It really depends on the vagaries of your worlds. Goblins and elves have a good chance to inherit the earth because they are immortal, but elves have odd breeding issues and wooden weapons while goblins tend to pick fights with everyone. Dwarves are similarly long lived and exceptionally well equipped, but they have specific biome restrictions on where they settle- they're called "mountainhomes" for a reason. This tends to mean they have few numbers and are always a few bad wars away from irrelevance. Humans are short lived, but reproduce rapidly and can live just about anywhere- this makes them least likely to go extinct quickly but they can have trouble going 1-1 with whatever race ends up dominant unless they have a significant numerical advantage. Kobolds die in four years.
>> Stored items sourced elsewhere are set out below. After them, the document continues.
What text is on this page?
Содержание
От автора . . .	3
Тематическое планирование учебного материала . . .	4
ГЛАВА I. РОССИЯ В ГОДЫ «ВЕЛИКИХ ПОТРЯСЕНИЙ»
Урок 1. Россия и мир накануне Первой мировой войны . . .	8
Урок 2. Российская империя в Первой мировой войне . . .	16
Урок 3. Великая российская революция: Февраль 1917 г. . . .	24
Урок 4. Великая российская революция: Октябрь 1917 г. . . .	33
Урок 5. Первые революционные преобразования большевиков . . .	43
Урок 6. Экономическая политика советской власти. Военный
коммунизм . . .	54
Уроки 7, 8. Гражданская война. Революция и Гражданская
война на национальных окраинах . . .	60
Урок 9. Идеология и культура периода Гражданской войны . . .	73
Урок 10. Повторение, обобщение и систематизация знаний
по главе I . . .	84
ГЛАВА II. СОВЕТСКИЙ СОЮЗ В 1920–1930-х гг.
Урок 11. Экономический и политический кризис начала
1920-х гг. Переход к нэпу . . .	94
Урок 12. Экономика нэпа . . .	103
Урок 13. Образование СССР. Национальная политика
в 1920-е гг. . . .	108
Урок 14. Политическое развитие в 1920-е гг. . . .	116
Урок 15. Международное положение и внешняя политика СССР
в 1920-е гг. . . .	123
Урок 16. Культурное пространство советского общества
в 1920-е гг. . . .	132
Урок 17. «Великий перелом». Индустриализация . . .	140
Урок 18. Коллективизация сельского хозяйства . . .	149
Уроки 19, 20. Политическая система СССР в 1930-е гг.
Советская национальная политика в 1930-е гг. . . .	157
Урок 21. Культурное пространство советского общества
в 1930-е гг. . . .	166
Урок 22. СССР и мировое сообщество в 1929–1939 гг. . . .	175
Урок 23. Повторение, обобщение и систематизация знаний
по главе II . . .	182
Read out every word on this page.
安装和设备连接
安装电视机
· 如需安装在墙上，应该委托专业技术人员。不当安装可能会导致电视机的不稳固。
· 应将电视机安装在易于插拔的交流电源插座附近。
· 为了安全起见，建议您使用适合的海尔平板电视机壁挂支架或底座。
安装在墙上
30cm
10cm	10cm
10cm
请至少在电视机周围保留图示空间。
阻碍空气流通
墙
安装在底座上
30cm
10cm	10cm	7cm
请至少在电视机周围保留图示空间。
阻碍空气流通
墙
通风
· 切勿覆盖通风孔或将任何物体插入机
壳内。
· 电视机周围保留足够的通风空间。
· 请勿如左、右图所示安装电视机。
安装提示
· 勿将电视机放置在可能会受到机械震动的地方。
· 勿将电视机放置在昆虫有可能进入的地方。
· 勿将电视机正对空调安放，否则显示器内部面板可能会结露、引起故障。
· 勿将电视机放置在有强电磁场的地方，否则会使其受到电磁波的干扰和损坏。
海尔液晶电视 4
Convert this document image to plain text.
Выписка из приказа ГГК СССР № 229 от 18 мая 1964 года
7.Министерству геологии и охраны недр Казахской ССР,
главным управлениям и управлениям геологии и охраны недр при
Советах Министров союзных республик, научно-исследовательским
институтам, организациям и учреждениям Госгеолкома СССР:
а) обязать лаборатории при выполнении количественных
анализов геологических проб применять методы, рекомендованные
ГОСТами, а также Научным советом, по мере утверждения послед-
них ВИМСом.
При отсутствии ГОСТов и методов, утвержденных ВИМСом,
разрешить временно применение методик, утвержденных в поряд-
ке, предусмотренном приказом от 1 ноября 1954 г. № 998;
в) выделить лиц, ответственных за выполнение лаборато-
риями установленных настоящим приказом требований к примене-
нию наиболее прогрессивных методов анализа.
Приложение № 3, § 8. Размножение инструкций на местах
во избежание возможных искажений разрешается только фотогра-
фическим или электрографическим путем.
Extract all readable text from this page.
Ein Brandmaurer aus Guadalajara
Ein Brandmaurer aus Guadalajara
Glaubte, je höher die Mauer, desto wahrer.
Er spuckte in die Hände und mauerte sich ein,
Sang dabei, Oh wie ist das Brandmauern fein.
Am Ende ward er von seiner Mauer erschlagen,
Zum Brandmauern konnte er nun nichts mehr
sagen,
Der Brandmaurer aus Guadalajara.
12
goblins stand a good chance to own the world depending on what animals the elves get access to, and if humans are [NO_EAT].
see, the problem is that snatched humans die rapidly, just like kobolds. lacking the ability to starve, goblins often produce significant human populations. in addition, i dont know the specifics, goblin civ leaders will sometimes go out and tame creatures that are a match for the worst that the elves can bring.
for some reason, night creatures do not often, if at all, kidnap goblins. sure, they kill goblins, but they dont kidnap them, so you dont have to worry about the geometric growth of night creature numbers in goblin lands. i suspect this is what is behind many of the empty human towns and forts. i've seen default settings worlds where several lineages of night creatures had spouses and 3-5 children...... for 7-8 generations.
goblins do have some population checks the elves lack. murder for one thing. and snatched kids have goblin ethics, so they murder as well. if you're really unlucky, you'll have a clown lord that decides to eat someone every 5-10 years.
i am not sure which one is the greater population check, a wave of night creatures, or expanding population making more potential murderers.